Mittlerweile geht mir das Ding aber immer mehr auf die Nerven. Wenn ich mal einen Tag im Homeoffice verbringe und dadurch, dass ich von einem Video-Termin zum nächsten springe, durchaus gestresst bin, dann will ich mir nicht noch nach Feierabend von einer App sagen lassen, dass ich mein Schrittziel nicht erreicht habe.
Und wenn ich nach ’nem aufreibenden Tag nicht gut einschlafen kann und auf eine Schlafdauer von nur 4-5 Stunden komme, ist es auch keine Hilfe, wenn die App mir erzählt, dass ich nicht vollständig erholt bin.
No shit, Sherlock, da wäre ich wohl auch noch selbst drauf gekommen.

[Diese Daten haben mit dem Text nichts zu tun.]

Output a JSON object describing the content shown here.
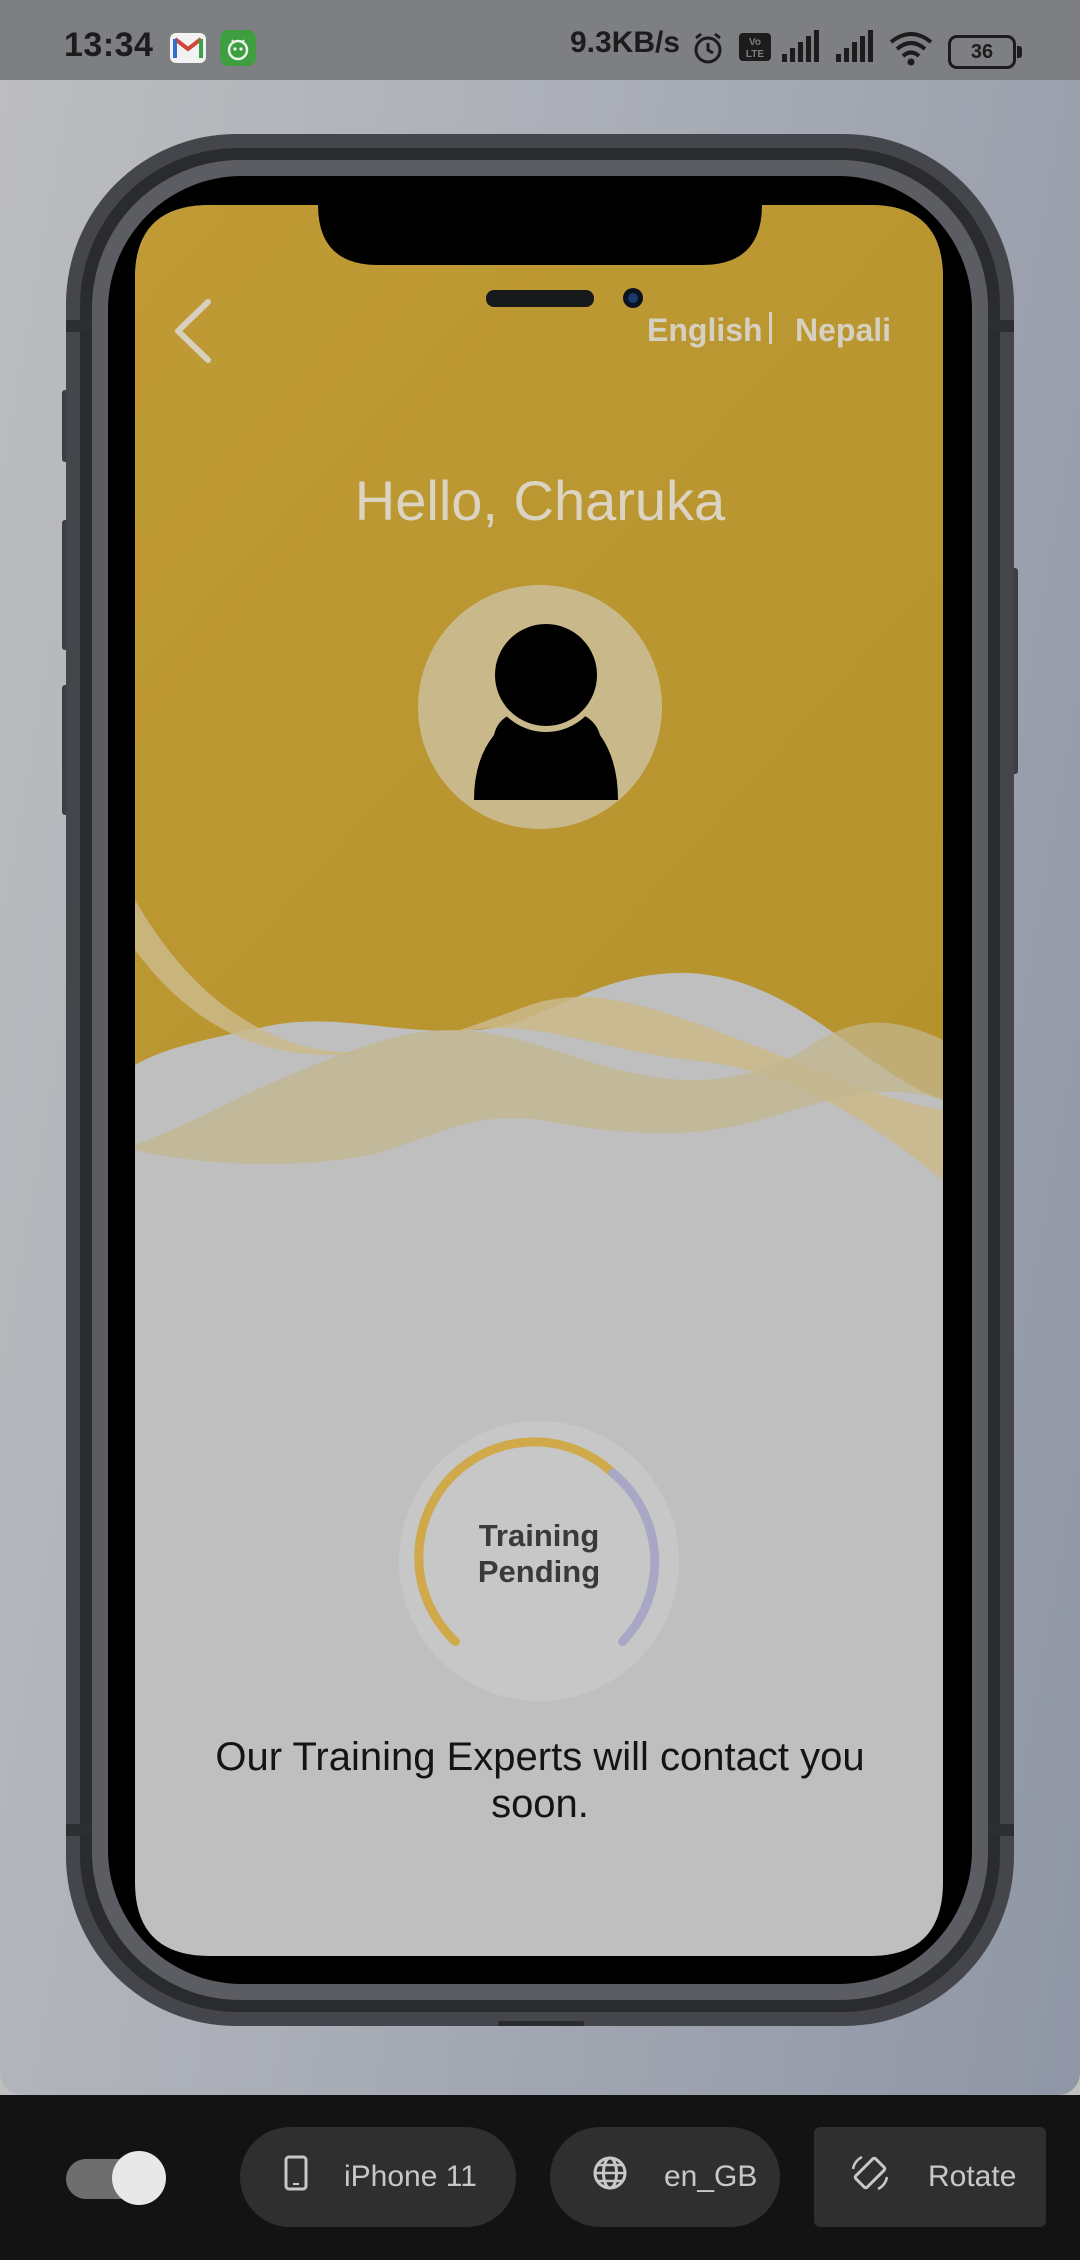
{
  "status_bar": {
    "time": "13:34",
    "network_speed": "9.3KB/s",
    "battery_level": "36",
    "icons": [
      "gmail-icon",
      "android-app-icon",
      "alarm-icon",
      "volte-icon",
      "signal-icon",
      "signal-icon",
      "wifi-icon",
      "battery-icon"
    ]
  },
  "app": {
    "language_options": {
      "english": "English",
      "nepali": "Nepali"
    },
    "greeting": "Hello, Charuka",
    "training_status": {
      "label_line1": "Training",
      "label_line2": "Pending"
    },
    "message": "Our Training Experts will contact you soon.",
    "colors": {
      "header": "#b9962f",
      "avatar_bg": "#c9b98a",
      "progress_gold": "#cfa94a",
      "progress_lavender": "#a9a7c6"
    }
  },
  "toolbar": {
    "toggle_on": true,
    "device_label": "iPhone 11",
    "locale_label": "en_GB",
    "rotate_label": "Rotate"
  }
}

Schließlich fing nun auch noch das Armband an zu drücken und gelegentlich leicht zu kratzen, wahrscheinlich, weil es jetzt ab und zu mal kälter wird und ich nicht mehr mit kurzen Ärmeln herumlaufe. Und das kann ich beim besten Willen nicht haben, schon gar nicht nachts.
Eigentlich hat mich das schon länger gestört, nachts irgendwas Enges um mein Handgelenk zu tragen, weil ich auch meine Armbanduhr immer zum Schlafen abnehme.

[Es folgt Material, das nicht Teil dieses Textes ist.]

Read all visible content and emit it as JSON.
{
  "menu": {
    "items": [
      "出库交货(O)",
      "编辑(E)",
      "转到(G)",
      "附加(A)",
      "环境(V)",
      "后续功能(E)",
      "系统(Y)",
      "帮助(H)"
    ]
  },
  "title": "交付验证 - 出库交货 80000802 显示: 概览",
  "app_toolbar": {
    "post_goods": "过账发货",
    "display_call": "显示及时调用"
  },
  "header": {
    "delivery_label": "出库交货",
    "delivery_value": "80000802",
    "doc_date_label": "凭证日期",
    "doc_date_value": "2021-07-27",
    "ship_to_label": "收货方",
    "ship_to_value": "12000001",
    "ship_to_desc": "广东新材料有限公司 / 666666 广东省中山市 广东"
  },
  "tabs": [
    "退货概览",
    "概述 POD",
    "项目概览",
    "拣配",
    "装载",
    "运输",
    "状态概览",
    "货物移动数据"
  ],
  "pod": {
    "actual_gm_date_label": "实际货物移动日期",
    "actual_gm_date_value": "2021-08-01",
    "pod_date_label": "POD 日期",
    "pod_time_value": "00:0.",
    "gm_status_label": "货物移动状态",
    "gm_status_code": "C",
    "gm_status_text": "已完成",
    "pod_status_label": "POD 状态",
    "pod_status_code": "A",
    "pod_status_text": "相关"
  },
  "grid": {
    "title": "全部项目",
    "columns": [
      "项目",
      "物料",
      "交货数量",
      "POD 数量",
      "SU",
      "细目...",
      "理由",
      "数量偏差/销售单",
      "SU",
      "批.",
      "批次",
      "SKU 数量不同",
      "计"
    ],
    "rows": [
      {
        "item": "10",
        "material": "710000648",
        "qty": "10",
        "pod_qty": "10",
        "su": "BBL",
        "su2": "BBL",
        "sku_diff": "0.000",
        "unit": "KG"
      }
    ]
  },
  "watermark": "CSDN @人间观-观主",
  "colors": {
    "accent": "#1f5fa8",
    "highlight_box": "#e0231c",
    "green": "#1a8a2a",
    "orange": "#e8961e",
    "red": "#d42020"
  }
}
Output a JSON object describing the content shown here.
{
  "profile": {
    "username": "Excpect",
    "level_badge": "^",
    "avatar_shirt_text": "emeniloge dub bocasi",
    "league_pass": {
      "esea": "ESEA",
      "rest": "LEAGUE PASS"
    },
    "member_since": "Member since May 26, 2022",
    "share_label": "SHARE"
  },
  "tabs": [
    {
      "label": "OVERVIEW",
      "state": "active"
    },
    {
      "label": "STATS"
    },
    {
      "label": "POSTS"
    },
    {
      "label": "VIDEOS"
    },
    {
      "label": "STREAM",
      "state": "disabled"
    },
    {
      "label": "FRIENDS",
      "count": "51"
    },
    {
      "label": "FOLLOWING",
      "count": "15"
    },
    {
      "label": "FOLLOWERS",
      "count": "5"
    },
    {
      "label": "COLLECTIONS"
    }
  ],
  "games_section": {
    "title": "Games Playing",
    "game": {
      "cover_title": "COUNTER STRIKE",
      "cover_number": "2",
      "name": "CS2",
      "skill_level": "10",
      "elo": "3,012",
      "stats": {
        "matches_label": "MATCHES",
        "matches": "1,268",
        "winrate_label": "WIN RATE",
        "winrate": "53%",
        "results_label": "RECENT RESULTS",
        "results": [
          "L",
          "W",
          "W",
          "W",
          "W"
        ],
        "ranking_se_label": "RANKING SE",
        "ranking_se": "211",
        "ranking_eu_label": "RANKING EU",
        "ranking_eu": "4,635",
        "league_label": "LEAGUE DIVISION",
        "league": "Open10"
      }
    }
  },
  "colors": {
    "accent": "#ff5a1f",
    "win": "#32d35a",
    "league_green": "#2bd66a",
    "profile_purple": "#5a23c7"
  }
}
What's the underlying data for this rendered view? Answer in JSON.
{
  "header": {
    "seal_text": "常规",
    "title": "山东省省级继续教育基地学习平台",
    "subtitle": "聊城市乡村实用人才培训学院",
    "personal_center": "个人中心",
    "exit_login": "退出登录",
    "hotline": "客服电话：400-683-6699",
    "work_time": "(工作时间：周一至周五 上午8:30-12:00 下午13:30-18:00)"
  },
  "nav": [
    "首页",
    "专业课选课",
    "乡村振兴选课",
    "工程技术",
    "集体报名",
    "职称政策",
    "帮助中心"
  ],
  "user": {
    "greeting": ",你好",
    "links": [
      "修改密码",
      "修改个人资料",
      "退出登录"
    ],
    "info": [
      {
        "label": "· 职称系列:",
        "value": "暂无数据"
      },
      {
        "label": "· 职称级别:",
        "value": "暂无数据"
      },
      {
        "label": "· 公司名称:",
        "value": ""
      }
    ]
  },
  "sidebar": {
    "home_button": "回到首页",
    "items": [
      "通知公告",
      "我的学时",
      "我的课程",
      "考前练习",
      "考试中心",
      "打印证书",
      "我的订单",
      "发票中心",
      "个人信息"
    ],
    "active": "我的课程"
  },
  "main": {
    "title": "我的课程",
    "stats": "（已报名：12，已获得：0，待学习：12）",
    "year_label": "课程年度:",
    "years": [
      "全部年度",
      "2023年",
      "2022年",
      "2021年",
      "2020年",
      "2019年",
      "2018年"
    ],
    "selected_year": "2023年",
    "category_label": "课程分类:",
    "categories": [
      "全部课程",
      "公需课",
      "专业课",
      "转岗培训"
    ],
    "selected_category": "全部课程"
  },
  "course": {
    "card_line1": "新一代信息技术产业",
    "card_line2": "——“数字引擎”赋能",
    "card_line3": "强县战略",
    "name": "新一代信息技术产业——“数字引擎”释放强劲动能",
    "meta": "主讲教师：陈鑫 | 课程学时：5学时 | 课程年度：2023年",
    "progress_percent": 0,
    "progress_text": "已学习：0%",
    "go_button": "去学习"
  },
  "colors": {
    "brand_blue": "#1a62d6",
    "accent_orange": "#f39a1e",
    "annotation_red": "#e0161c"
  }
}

So richtig nervig war aber, dass mir das Ding gelegentlich Abweichungen vom Durchschnittswert angezeigt hat, ohne dass ich damit irgendwas anfangen konnte.

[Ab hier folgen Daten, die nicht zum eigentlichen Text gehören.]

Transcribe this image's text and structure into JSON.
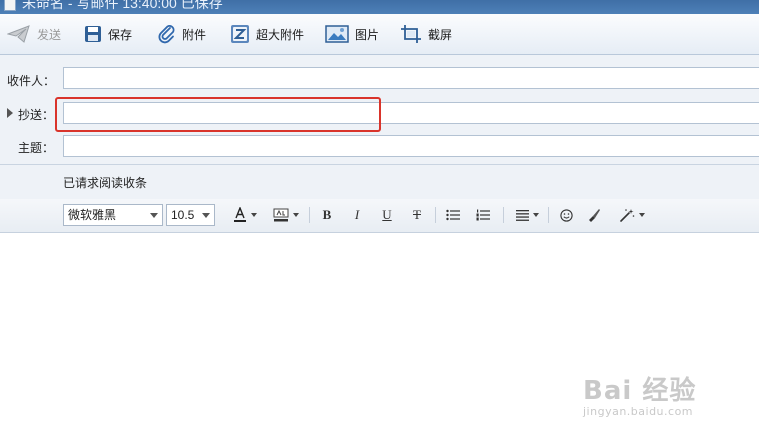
{
  "window": {
    "title": "未命名 - 写邮件 13:40:00 已保存"
  },
  "toolbar": {
    "send_label": "发送",
    "save_label": "保存",
    "attach_label": "附件",
    "large_attach_label": "超大附件",
    "image_label": "图片",
    "screenshot_label": "截屏"
  },
  "fields": {
    "to_label": "收件人：",
    "cc_label": "抄送：",
    "subject_label": "主题：",
    "to_value": "",
    "cc_value": "",
    "subject_value": ""
  },
  "receipt": {
    "text": "已请求阅读收条"
  },
  "format": {
    "font_name": "微软雅黑",
    "font_size": "10.5",
    "bold": "B",
    "italic": "I",
    "underline": "U",
    "strike": "T"
  },
  "watermark": {
    "brand": "Bai 经验",
    "url": "jingyan.baidu.com"
  },
  "colors": {
    "highlight": "#d9342b",
    "titlebar": "#4d80b8"
  }
}
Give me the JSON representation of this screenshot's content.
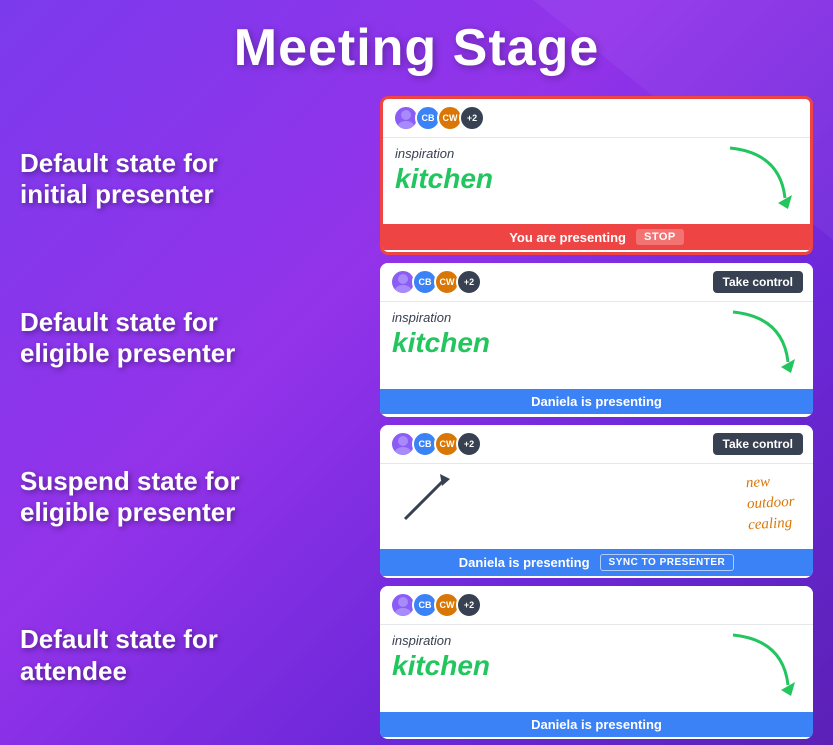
{
  "page": {
    "title": "Meeting Stage",
    "background_colors": [
      "#7c3aed",
      "#9333ea",
      "#6d28d9"
    ]
  },
  "states": [
    {
      "id": "initial-presenter",
      "label": "Default state for\ninitial presenter",
      "panel": {
        "border": "red",
        "has_take_control": false,
        "content_type": "inspiration-kitchen",
        "footer_type": "you-are-presenting",
        "footer_text": "You are presenting",
        "stop_label": "STOP"
      }
    },
    {
      "id": "eligible-presenter",
      "label": "Default state for\neligible presenter",
      "panel": {
        "border": "none",
        "has_take_control": true,
        "take_control_label": "Take control",
        "content_type": "inspiration-kitchen",
        "footer_type": "daniela-presenting",
        "footer_text": "Daniela is presenting"
      }
    },
    {
      "id": "suspend-eligible",
      "label": "Suspend state for\neligible presenter",
      "panel": {
        "border": "none",
        "has_take_control": true,
        "take_control_label": "Take control",
        "content_type": "suspend",
        "footer_type": "daniela-sync",
        "footer_text": "Daniela is presenting",
        "sync_label": "SYNC TO PRESENTER"
      }
    },
    {
      "id": "attendee",
      "label": "Default state for\nattendee",
      "panel": {
        "border": "none",
        "has_take_control": false,
        "content_type": "inspiration-kitchen",
        "footer_type": "daniela-presenting",
        "footer_text": "Daniela is presenting"
      }
    }
  ],
  "avatars": {
    "count_label": "+2"
  },
  "handwriting": {
    "inspiration": "inspiration",
    "kitchen": "kitchen",
    "new_outdoor_ceiling": "new\noutdoor\ncealing"
  }
}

„Deine Hauttemperatur liegt über deinem normalen Bereich. Gründe für eine erhöhte Hauttemperatur können unter anderem sein:
— Ein Mikroklima, das durch einen Ärmel oder eine externe Wärmequelle während des Schlafs entsteht
— Dein Körper kämpft mit einer Krankheit
— Übermäßige Hitzeeinwirkung
— Eine Veränderung der WHOOP-Position an deinem Körper“
Ja, klasse, entweder habe ich irgendeine Krankheit, Hodenkrebs, Schwangerschaft, Menopause, weiß man nicht. Oder das olle Band ist halt verrutscht, kommt auch vor. Nee, Leute, das sind dann Informationen, auf die ich dankend verzichte.
Das ganze Teil basiert auf einem Abomodell, und ich habe eigentlich erst ein Drittel des inkludierten Jahres rum. Das ist zwar etwas ärgerlich, zumal diese Bänder gebraucht kaum zu verkaufen sind. Aber wenn die Nachteile so deutlich überwiegen und ich keinen echten Nutzen mehr davon habe, ist das eben so.
Jetzt ist Schluss mit der Selbstvermessung. Alle paar Tage auf die Waage muss reichen.